Chá com rapadura era outra especialidade dela. Ralava a rapadura, botava no fundo do bule de ágata junto com as folhas rasgadas à mão – de hortelã, de losna, de alecrim, de mate, de goiabeira ou abacateiro, tia Fátima dizia que só urtiga não dá chá. Aí despejava água quente, esperava um tempinho e servia as xícaras, para a gente tomar "soprando e esquentando a alma".

Lá pelo meio duma tarde batida de vento, ela chamava os sobrinhos para descascar nozes, enquanto contava histórias de reis e princesas, sapos e príncipes, anões e fadas. Jogava as cascas no fogo, "só pra ouvir o inverno estralar". E amassava as nozes com um velho e grosso garfo de prata, depois misturava aquela massa oleosa com açúcar mascavo, para passar em torradas esquentadas na chapa do fogão a lenha; e a gente comia em gostoso silêncio, ouvindo o fragor da própria mastigação.

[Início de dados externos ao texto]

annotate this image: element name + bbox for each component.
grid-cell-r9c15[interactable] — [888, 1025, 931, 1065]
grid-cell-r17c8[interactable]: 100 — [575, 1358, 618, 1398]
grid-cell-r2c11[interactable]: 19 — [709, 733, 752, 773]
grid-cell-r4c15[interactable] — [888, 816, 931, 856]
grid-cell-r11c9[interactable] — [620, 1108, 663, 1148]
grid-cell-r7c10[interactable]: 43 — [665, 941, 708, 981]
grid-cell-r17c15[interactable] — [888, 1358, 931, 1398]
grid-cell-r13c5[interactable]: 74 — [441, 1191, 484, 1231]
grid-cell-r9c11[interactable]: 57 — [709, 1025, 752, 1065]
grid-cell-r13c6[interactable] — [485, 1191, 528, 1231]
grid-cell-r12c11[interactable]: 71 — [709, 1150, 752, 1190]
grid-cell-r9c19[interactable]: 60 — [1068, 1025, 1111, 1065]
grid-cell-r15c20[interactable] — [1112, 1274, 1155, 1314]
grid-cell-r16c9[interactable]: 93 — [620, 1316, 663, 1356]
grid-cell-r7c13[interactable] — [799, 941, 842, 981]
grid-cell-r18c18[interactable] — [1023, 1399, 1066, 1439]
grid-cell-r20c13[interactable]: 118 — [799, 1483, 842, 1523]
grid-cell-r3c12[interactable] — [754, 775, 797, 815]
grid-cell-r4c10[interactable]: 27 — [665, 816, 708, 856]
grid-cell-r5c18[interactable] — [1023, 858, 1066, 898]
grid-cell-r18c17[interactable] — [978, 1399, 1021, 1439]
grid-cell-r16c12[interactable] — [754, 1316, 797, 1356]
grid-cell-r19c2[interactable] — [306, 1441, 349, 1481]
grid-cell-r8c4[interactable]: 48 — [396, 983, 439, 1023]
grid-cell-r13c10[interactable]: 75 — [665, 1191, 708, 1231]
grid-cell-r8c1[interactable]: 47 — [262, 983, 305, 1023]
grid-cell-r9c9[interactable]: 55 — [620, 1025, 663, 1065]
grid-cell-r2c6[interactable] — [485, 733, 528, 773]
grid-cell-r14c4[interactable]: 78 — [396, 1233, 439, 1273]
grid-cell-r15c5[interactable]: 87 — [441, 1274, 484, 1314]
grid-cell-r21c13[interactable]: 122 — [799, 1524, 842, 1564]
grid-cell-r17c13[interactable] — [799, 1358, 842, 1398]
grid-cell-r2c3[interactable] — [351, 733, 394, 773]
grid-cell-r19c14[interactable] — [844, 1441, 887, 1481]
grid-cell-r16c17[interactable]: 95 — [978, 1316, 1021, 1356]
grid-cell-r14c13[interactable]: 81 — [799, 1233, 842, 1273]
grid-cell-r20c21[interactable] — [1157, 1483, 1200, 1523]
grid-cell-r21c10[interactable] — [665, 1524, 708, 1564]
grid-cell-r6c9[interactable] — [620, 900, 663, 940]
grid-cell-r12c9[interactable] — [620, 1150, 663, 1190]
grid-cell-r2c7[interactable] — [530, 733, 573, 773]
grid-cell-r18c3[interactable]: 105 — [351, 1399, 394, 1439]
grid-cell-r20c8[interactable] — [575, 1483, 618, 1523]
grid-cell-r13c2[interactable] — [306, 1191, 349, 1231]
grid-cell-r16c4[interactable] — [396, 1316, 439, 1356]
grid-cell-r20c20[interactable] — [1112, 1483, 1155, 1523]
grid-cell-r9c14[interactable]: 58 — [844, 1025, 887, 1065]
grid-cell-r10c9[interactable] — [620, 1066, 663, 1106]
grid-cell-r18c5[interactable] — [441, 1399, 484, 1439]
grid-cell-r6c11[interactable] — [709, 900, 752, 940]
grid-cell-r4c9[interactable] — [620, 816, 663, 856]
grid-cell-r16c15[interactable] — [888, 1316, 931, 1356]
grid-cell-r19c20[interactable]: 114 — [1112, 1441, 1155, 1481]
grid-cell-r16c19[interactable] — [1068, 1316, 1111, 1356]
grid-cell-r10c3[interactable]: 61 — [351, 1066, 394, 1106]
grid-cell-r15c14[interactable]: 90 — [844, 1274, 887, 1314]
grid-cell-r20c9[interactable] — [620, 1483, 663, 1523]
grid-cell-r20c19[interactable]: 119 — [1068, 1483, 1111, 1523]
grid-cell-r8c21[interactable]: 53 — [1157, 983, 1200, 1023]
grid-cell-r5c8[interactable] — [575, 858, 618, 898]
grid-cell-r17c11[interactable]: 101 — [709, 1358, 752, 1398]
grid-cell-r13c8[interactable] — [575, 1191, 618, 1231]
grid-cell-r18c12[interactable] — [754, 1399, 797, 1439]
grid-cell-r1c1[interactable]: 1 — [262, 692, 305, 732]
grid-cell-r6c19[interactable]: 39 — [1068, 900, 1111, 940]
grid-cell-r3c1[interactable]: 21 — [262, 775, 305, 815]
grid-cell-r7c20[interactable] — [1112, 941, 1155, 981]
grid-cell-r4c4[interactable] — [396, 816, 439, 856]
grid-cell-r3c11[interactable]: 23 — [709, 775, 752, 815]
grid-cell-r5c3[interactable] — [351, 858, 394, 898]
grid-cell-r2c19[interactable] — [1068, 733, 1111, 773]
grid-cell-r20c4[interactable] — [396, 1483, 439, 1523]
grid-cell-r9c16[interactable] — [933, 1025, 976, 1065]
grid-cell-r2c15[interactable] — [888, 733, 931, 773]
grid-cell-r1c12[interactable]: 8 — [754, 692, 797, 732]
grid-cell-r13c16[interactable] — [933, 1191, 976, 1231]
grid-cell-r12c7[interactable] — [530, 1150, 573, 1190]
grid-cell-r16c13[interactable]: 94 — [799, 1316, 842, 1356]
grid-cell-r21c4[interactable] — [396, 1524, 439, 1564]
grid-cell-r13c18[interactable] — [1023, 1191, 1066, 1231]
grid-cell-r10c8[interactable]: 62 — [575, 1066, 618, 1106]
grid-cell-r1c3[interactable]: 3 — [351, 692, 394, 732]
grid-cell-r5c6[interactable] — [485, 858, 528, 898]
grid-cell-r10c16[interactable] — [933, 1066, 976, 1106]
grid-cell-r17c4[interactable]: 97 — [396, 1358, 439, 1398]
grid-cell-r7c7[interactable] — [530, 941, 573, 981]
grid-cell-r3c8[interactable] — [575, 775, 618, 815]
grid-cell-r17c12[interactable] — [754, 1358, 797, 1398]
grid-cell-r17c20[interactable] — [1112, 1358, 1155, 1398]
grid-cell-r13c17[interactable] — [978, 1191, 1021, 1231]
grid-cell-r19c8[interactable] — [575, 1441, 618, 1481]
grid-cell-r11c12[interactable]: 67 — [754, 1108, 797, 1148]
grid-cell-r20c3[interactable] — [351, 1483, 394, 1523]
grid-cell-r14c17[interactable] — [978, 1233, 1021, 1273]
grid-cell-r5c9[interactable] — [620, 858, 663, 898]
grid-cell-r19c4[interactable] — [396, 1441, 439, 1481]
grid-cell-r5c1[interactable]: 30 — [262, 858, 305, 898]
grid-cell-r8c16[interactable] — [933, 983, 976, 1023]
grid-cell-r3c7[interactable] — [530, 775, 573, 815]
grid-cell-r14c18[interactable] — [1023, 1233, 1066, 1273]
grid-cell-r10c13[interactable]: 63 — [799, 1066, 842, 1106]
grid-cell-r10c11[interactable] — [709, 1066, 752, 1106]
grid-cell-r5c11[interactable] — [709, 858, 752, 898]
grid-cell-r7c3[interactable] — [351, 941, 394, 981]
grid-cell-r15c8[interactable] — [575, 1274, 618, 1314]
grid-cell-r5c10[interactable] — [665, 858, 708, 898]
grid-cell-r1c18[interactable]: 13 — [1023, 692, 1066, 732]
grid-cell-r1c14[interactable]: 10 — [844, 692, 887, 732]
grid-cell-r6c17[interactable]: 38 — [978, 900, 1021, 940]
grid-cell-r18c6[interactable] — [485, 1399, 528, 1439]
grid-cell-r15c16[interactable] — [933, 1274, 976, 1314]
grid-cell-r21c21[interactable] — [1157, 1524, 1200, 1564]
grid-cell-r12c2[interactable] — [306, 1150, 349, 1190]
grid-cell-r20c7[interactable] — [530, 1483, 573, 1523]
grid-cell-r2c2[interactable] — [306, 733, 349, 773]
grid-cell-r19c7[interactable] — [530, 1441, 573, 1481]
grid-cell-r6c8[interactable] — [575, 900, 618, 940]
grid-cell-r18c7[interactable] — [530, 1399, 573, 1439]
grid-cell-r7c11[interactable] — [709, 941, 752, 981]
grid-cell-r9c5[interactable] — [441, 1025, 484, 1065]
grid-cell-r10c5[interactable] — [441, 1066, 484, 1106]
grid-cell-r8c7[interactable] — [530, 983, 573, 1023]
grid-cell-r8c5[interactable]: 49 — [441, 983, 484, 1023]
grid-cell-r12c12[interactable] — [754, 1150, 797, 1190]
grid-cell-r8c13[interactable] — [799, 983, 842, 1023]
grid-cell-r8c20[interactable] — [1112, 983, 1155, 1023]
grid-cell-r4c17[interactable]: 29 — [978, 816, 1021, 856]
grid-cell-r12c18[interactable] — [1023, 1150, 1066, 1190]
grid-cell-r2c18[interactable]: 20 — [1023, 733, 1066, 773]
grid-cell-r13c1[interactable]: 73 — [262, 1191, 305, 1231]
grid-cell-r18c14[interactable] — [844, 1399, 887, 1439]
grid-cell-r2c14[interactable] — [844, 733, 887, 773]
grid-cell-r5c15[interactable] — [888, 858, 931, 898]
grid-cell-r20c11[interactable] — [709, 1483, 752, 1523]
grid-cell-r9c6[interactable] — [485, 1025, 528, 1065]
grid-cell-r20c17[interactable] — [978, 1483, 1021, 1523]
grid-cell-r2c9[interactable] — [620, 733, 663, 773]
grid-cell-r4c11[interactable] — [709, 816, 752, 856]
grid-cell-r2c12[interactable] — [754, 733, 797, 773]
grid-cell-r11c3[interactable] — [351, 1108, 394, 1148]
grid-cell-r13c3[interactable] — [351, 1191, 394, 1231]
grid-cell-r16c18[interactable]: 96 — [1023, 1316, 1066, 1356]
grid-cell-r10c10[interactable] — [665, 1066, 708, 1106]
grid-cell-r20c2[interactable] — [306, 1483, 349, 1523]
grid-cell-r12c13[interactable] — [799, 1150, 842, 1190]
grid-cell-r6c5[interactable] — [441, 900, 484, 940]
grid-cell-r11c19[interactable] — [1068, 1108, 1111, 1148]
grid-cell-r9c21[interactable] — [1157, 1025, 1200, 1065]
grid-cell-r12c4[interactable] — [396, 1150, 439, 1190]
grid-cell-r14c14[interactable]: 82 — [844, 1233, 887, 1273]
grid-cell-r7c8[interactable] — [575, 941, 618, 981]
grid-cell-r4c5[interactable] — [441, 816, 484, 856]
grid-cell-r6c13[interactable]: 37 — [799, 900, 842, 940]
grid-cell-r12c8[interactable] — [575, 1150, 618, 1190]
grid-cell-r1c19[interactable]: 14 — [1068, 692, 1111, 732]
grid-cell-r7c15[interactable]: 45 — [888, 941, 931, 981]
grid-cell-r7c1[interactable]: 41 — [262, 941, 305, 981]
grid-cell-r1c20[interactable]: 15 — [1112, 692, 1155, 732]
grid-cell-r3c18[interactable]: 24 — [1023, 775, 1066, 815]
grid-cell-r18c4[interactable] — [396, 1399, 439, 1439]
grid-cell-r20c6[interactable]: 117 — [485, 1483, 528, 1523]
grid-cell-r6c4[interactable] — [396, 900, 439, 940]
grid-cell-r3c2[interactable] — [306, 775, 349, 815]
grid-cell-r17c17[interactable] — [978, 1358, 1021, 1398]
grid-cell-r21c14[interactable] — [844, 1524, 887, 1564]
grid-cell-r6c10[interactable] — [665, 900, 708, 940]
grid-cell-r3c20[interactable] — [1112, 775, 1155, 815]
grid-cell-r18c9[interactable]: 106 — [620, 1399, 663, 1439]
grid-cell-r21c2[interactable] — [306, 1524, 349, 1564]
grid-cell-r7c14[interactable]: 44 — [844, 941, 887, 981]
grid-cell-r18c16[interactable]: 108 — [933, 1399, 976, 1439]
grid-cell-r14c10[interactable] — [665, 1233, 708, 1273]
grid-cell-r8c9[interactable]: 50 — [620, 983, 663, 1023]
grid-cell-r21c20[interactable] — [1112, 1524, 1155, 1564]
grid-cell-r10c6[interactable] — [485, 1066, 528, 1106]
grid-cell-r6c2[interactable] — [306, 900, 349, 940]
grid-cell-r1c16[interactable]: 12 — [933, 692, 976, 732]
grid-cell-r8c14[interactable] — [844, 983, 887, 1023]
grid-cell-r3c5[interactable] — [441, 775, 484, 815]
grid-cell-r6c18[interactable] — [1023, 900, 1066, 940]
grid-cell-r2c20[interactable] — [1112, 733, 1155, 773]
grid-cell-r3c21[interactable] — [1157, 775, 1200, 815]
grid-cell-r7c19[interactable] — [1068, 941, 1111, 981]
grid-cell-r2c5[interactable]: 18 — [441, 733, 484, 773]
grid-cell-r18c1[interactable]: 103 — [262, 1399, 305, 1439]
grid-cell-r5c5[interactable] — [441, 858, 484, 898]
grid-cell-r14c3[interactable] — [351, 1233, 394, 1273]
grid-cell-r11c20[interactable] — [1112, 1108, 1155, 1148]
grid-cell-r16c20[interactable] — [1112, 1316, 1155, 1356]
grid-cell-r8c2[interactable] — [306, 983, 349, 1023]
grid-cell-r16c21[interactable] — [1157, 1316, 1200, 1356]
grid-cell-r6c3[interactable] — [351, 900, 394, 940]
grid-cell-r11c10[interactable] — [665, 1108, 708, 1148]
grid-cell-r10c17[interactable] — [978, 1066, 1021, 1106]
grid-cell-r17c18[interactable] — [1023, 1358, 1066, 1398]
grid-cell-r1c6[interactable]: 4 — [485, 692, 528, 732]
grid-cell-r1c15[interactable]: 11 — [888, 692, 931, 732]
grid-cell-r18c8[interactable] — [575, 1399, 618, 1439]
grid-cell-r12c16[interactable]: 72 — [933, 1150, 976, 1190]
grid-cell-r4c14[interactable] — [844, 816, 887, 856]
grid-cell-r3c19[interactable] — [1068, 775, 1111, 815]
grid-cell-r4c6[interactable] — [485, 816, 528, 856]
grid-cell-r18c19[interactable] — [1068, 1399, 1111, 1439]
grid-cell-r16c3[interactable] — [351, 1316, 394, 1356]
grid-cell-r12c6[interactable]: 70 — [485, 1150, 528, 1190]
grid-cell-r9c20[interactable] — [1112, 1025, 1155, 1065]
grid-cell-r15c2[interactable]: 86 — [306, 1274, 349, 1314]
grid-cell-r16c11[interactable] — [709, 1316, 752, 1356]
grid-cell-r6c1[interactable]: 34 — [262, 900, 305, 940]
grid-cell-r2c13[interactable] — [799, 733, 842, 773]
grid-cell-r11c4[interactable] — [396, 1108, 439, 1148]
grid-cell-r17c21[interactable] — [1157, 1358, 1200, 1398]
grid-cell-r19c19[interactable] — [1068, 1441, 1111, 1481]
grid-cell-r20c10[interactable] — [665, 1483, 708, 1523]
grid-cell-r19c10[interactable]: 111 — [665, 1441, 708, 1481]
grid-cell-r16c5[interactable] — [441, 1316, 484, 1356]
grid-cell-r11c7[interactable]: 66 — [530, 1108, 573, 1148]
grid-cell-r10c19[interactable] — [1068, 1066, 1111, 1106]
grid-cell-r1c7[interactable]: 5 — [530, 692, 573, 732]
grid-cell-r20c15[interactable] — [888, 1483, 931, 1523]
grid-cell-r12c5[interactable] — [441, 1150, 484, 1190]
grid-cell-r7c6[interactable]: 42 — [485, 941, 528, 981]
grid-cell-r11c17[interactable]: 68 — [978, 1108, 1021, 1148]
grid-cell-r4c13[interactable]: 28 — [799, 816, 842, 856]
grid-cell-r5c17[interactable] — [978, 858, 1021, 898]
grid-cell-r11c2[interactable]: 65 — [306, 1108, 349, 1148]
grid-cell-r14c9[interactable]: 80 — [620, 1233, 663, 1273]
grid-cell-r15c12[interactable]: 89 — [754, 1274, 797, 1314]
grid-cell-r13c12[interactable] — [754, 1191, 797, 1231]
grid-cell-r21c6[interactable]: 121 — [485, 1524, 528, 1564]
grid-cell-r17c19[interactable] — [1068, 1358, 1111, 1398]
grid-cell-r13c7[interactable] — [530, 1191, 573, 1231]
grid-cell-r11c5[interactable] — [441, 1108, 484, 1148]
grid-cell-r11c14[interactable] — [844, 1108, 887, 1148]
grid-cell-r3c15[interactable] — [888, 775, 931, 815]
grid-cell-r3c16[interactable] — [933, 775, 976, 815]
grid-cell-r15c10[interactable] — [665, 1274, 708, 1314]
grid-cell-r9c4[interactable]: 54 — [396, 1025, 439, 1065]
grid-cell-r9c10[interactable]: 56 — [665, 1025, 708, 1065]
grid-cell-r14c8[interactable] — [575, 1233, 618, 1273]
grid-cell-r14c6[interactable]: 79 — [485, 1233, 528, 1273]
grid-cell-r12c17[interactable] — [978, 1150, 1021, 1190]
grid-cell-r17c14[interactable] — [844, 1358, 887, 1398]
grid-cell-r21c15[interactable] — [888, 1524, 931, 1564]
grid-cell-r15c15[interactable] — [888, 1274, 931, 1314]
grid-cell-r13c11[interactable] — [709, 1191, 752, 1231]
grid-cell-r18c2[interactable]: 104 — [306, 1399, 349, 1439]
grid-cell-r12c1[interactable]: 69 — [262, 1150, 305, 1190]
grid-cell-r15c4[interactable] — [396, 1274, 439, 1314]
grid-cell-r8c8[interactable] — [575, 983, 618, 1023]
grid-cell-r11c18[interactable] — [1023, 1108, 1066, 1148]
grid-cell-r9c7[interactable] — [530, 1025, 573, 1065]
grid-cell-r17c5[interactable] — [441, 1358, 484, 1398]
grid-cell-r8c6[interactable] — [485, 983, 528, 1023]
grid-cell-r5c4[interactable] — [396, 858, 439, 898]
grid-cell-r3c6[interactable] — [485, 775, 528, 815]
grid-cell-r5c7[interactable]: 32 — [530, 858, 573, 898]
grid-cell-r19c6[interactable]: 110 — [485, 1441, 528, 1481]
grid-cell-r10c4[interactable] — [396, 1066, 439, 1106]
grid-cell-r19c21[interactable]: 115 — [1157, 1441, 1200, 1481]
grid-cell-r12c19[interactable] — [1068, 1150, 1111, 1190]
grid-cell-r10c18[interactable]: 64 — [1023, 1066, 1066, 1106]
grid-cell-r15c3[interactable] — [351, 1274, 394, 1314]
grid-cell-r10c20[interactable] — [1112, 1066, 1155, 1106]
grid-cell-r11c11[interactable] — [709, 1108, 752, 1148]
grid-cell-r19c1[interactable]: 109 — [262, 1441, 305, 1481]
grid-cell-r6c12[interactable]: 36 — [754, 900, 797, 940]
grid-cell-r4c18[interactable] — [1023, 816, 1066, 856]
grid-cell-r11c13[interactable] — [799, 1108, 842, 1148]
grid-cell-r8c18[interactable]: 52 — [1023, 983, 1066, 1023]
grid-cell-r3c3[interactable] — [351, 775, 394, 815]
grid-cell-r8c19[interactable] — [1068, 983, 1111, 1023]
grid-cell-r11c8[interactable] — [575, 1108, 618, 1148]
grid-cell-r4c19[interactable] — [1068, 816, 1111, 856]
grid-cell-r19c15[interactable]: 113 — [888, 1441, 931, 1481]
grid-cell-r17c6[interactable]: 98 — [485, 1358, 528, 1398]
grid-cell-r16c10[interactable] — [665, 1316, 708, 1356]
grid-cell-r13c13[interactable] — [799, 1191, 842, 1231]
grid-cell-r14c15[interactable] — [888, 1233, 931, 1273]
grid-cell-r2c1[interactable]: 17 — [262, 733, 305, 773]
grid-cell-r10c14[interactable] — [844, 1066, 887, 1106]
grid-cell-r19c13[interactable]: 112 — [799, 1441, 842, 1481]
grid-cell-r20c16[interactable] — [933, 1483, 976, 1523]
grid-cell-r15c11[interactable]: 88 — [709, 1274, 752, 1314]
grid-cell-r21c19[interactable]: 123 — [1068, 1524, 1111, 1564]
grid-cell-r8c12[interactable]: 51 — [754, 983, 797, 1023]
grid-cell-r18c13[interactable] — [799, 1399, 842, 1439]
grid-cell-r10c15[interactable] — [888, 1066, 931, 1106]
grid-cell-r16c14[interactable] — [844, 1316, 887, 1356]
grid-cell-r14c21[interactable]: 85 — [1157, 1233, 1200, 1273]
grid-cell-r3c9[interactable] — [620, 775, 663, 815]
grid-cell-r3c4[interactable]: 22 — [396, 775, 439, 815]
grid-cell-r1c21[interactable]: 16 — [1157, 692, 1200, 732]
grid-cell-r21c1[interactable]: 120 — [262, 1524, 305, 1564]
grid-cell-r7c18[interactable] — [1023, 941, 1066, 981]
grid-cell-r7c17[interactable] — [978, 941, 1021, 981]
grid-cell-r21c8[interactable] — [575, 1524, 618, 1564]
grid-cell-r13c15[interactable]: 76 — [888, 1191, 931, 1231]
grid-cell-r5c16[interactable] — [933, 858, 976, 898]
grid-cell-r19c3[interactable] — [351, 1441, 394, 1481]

Mas o melhor era, lá quase na hora de deitar, comer pipoca com leite quente adoçado com mel, ouvindo histórias de assombração, de encantamentos, de Jesus menino ou do tempo em que os bichos falavam. É tudo verdade, dizia Tia Fátima:

– Toda história é verdade quando a gente ri ou chora.

A gente ia dormir com o coração batendo na garganta, de terror ou de paixão, e acordava no outro dia com a voz clara de Tia Fátima cantarolando:

– Tem pão de queijo querendo pular fora do forno!

Claro que Tia Fátima um dia se foi para aquele país sem inverno nem verão, mas até hoje os sobrinhos, quando bate o primeiro frio, ligamos uns para os outros:

- Colheu mandioca pra assar na brasa? Achou mel de jataí pra comer de colherinha? Comprou queijo parmesão pro bolo de fubá? Vai fazer pão com toucinho? E costelinha defumada no feijão?

Ah, no inverno dá uma baita saudade de Tia Fátima!